I'm going to wrap up my play-by-play here. I'm sure you know I've given you the short version of the story. There is so much more to tell, including the rescue, the controversy surrounding the Leland liner Californian, both the American and the British investigations into the disaster, and hashing out all those legends. Just like every person on that ship had a story before the ship sank, every survivor had a story afterward. For nearly every one of them, the Titanic would become a part of them forever.
It is a facinating tale, made up of real people. This is what keeps me interested. These people were (for all intents and purposes - I don't have a personal maid, but that is beside the point) just like you and me, with lives, and loves. They had jobs and families. They stepped onto a ship in 1912 the way we might get into a car or an airplane, and their lives changed forever.

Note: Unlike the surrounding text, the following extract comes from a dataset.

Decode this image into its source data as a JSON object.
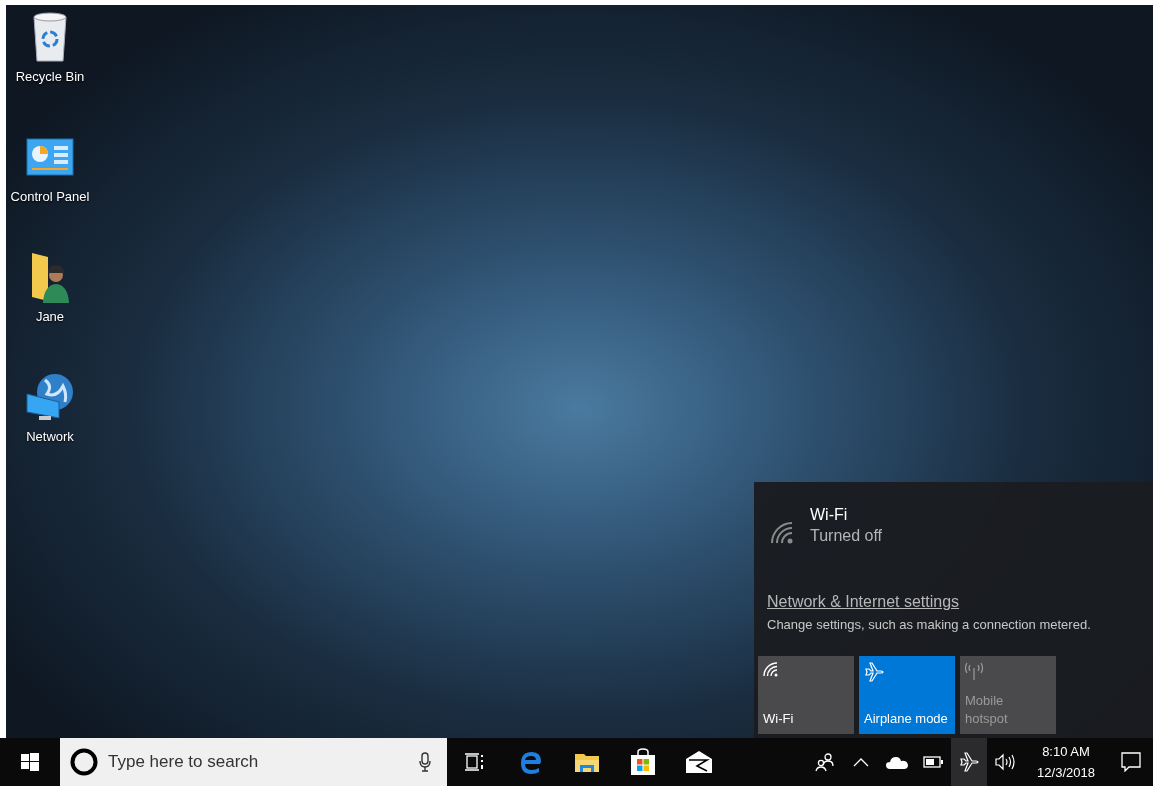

That, and the series of events that put the Titanic in that exact place with that iceberg at that exact moment. One little event changed in the slightest, and I might have been writing tonight about Anastasia Romanov (who I'm sure would have been "my Titanic" otherwise).
I hope that sometime today you'll stop and think about the 2,207 (give or take - there are different figures depending upon your source) people whose lives changed, or ended, 93 years ago today.
I would be happy to try to answer any questions you might have - just leave them below. I'll leave you with a question: What is the significance of the time stamped upon this post?